Concrètement, Time Warner veut rendre l'accès à ses meilleurs contenus moins faciles via Amazon, Hulu ou Netflix, parce qu'elle ne veut pas encourager ses abonnés à souscrire aux offres concurrentes, alors que les mêmes programmes sont disponibles plus tôt dans des bouquets de chaînes maison, vendu à prix d'or. Une idée que d'autres chaînes câblées (AMC, HBO...) pourraient être tentées de suivre elles-aussi. On comprend ainsi mieux pourquoi Netflix annonce fièrement vouloir produire plus de 600 heures de contenus maison cette année et vouloir à terme, proposer plus de contenus originaux que de contenus sous licence.
Netflix « pas pressé » de s'établir en Chine
Il reste une question épineuse pour Netflix, celle du marché chinois. Celui-ci renferme plusieurs centaines de millions de clients potentiels pour le service de SVOD, une manne inespérée pour soutenir sa croissance, pour l'instant totalement inexploitée, à cause de ses particularités.
Pour s'établir dans l'empire du milieu, Netflix doit établir un partenariat avec un acteur local, par exemple sous la forme d'une coentreprise. Or de l'aveu de Reed Hastings, de nombreuses discussions sont en cours à ce sujet, mais le PDG de Netflix ne semble pas avoir trouvé chaussure à son pied et ne veut rien précipiter.

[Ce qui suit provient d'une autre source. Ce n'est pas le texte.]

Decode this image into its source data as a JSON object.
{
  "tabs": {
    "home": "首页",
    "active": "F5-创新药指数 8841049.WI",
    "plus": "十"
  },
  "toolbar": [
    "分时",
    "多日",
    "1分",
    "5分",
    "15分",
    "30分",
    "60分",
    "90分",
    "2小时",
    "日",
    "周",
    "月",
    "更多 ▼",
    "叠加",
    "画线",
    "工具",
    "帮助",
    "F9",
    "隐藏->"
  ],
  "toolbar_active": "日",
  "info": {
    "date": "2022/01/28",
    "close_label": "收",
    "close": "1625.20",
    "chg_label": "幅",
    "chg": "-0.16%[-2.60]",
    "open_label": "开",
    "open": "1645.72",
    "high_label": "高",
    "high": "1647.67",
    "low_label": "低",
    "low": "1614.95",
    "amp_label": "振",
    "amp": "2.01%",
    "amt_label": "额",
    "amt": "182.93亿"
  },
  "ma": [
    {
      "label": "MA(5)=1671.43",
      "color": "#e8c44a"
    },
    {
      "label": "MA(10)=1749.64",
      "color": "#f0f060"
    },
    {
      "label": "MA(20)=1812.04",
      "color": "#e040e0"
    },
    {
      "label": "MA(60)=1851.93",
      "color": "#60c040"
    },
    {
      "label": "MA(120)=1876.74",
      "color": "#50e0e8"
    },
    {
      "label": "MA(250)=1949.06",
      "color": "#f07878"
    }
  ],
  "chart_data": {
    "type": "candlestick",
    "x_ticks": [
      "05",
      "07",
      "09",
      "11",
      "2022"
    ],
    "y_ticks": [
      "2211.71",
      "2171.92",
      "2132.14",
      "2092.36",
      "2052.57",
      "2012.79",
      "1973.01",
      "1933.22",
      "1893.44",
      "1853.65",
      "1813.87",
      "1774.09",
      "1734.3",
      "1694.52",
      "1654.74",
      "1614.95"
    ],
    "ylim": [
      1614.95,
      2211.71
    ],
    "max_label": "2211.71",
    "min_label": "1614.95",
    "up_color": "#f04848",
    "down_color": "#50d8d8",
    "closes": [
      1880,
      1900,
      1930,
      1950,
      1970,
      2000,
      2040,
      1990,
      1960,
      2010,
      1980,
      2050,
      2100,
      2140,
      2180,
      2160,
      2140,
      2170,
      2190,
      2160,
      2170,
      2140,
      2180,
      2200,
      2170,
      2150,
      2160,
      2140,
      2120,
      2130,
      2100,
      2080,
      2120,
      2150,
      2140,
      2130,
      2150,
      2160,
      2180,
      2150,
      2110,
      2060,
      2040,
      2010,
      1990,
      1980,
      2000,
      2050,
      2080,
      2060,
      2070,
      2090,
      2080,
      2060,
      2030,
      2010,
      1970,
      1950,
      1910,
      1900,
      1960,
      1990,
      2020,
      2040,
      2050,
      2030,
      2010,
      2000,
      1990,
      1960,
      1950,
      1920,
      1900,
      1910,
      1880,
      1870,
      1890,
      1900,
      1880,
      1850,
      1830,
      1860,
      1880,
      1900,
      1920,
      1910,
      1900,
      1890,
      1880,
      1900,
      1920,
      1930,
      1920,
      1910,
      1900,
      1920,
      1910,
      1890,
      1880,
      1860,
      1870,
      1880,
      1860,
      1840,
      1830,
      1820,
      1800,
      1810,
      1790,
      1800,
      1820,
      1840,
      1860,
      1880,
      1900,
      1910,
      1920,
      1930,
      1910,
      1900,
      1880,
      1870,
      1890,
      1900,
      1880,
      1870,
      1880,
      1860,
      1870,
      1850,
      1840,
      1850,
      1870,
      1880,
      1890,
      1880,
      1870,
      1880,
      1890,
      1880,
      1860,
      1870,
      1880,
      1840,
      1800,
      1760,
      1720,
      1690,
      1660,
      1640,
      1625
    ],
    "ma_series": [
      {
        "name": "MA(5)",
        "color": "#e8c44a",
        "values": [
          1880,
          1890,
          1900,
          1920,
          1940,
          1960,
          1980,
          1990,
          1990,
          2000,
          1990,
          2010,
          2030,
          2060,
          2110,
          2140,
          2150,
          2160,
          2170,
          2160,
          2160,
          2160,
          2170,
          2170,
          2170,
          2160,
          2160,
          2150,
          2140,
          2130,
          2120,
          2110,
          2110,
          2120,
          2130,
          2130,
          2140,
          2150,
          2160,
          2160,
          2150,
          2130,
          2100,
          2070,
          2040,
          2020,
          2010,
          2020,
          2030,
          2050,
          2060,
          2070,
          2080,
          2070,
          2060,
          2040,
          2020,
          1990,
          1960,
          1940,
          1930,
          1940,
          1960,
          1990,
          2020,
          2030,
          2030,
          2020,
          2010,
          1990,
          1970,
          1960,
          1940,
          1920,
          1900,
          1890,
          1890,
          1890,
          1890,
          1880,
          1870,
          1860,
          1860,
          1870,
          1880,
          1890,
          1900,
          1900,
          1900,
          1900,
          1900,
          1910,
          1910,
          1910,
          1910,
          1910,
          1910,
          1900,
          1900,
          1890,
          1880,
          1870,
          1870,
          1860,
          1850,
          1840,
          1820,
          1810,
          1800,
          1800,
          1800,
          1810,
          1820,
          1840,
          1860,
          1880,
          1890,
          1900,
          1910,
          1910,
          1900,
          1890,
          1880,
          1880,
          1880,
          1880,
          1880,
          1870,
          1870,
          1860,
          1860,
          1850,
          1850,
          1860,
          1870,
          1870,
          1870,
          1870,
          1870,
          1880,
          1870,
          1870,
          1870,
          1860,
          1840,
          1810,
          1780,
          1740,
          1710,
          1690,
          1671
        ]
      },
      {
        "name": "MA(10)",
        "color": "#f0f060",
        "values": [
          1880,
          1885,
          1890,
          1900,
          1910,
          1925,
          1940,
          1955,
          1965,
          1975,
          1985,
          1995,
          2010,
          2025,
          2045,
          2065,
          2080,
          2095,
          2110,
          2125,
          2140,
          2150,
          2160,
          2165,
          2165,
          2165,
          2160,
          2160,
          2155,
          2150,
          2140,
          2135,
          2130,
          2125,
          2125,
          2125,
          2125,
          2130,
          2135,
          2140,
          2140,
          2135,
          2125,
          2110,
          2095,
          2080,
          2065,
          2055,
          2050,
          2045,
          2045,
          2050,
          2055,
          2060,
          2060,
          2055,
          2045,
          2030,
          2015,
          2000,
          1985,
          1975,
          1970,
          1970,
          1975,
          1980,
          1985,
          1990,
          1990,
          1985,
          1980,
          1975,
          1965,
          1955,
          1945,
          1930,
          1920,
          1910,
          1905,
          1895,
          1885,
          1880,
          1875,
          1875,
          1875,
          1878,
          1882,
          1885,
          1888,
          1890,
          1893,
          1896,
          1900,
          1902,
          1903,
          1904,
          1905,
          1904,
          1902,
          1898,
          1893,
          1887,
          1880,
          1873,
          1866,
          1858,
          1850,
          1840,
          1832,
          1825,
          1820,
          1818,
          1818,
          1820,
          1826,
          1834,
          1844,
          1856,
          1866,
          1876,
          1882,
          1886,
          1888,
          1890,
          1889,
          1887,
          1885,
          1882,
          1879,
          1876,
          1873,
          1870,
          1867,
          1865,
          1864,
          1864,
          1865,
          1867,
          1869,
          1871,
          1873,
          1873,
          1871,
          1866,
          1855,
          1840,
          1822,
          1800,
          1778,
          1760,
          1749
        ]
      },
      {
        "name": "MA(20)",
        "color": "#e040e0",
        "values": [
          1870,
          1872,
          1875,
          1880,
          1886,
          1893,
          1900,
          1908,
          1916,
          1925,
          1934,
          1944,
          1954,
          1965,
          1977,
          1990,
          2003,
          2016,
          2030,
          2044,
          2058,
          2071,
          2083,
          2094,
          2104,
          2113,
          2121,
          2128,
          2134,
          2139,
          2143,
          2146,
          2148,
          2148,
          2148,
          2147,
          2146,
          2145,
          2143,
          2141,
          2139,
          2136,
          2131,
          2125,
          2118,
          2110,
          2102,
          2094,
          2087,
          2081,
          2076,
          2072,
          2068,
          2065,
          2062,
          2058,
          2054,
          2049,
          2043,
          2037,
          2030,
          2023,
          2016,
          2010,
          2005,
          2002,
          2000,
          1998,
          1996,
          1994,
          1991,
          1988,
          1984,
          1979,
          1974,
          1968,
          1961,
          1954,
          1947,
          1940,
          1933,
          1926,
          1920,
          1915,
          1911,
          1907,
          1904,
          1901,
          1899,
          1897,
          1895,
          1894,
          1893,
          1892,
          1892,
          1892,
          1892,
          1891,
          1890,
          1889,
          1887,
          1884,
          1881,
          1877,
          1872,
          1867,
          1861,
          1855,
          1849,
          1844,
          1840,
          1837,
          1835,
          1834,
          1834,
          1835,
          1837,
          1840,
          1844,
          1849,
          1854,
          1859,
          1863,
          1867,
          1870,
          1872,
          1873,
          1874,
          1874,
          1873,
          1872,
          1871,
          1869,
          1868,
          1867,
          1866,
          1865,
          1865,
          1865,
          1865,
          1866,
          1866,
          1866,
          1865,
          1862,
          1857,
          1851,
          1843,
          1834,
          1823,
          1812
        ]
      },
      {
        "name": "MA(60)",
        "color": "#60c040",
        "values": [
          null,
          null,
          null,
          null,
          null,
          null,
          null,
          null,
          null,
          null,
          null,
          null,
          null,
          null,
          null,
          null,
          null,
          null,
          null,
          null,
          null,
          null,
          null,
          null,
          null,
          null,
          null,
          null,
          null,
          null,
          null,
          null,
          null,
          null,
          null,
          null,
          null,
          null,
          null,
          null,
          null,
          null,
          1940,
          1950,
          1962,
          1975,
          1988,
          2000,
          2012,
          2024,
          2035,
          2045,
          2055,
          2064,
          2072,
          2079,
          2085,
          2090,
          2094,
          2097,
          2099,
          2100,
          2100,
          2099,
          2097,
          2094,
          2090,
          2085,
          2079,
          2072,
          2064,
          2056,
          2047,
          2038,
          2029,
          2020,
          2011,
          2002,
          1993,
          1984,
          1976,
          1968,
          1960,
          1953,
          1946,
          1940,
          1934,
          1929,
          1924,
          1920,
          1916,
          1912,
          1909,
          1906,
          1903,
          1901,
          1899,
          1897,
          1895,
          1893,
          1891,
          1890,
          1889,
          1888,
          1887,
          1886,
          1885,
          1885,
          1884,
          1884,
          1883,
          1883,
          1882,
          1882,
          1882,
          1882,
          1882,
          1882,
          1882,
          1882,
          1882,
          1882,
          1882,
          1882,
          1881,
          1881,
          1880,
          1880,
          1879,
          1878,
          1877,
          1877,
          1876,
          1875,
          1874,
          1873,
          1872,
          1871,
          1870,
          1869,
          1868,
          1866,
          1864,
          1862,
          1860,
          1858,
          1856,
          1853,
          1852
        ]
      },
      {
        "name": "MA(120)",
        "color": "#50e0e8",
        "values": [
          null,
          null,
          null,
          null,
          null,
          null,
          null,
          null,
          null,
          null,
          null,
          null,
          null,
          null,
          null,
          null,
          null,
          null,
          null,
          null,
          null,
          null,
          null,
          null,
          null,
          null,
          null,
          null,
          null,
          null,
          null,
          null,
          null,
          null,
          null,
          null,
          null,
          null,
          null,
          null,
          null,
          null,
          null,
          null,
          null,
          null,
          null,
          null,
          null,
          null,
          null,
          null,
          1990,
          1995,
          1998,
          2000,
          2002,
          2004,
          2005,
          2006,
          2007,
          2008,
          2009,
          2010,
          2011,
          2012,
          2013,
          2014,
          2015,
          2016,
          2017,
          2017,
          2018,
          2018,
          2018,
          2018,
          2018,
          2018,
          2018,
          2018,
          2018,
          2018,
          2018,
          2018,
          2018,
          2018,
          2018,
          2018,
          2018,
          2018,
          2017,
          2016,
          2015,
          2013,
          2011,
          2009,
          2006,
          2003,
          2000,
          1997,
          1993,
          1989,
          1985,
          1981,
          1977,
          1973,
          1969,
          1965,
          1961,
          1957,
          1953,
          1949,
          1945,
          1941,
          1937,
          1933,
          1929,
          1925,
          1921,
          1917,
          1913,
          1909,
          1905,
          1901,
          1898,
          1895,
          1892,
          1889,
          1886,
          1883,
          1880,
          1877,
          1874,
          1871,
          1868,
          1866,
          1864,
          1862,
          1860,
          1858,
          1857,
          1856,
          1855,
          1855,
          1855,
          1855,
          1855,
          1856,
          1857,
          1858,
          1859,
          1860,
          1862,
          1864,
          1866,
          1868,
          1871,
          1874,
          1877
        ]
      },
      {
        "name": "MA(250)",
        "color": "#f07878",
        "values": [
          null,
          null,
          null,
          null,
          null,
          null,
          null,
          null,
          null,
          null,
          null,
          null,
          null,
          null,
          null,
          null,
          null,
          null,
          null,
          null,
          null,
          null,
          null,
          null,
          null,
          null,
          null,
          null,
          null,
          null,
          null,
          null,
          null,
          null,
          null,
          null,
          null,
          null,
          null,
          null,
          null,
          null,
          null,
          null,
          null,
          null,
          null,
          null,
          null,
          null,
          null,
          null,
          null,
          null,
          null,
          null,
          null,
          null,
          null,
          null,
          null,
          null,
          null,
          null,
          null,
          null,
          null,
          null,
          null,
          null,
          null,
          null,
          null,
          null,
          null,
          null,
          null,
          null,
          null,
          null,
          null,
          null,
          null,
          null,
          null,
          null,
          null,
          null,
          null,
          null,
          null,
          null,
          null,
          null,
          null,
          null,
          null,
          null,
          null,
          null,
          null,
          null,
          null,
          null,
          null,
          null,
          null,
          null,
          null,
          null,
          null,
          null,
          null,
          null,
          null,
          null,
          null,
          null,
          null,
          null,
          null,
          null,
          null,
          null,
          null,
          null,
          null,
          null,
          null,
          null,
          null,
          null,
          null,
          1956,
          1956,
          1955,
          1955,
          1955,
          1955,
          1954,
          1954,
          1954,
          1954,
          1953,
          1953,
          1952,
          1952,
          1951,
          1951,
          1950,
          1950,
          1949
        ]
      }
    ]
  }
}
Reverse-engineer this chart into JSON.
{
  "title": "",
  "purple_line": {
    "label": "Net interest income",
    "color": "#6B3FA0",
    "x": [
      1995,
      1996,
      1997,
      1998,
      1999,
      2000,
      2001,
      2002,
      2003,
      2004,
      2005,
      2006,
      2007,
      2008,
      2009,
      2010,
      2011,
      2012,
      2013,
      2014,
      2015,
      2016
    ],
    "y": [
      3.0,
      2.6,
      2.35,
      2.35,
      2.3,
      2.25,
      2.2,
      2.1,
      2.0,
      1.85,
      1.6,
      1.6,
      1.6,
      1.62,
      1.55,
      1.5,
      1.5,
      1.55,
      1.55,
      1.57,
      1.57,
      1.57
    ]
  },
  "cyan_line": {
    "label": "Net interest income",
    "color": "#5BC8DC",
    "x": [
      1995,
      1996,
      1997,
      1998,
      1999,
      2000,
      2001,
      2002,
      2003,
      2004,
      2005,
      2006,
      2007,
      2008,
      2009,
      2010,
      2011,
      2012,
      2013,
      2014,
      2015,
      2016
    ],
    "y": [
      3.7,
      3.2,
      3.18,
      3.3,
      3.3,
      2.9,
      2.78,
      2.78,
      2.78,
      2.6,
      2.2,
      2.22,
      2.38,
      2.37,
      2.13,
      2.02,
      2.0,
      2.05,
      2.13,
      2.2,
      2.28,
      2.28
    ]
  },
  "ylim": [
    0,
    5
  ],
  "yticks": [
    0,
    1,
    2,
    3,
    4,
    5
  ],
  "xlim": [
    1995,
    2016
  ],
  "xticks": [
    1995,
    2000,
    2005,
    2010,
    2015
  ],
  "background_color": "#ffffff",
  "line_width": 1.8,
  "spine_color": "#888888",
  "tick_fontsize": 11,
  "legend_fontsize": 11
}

« Nous regardons cela sur le long terme. Les discussions peuvement prendre des années ou aboutir plus vite mais nous voulons prendre notre temps. L'exemple le plus clair reste celui de l'iPhone, où Apple a mis plusieurs années à obtenir les autorisations nécessaires, et aujourd'hui, c'est quand même un énorme marché pour eux », ajoute le dirigeant. « C'est comme cela que nous voyons les affaires, en regardant des décénies devant nous. Maintenant nous devons être patients, continuer de construire nos relations sur place, écouter et apprendre. Nous ne sommes pas pressés ».
À Wall Street, ces résultats ont été quoi qu'il en soit très bien accueilli, l'action Netflix profitant d'une hausse de 3,7 % en deux séances d'affilée. Le géant américain de la SVOD est désormais valorisé à près de 44 milliards de dollars, soit plus du double qu'un an plus tôt.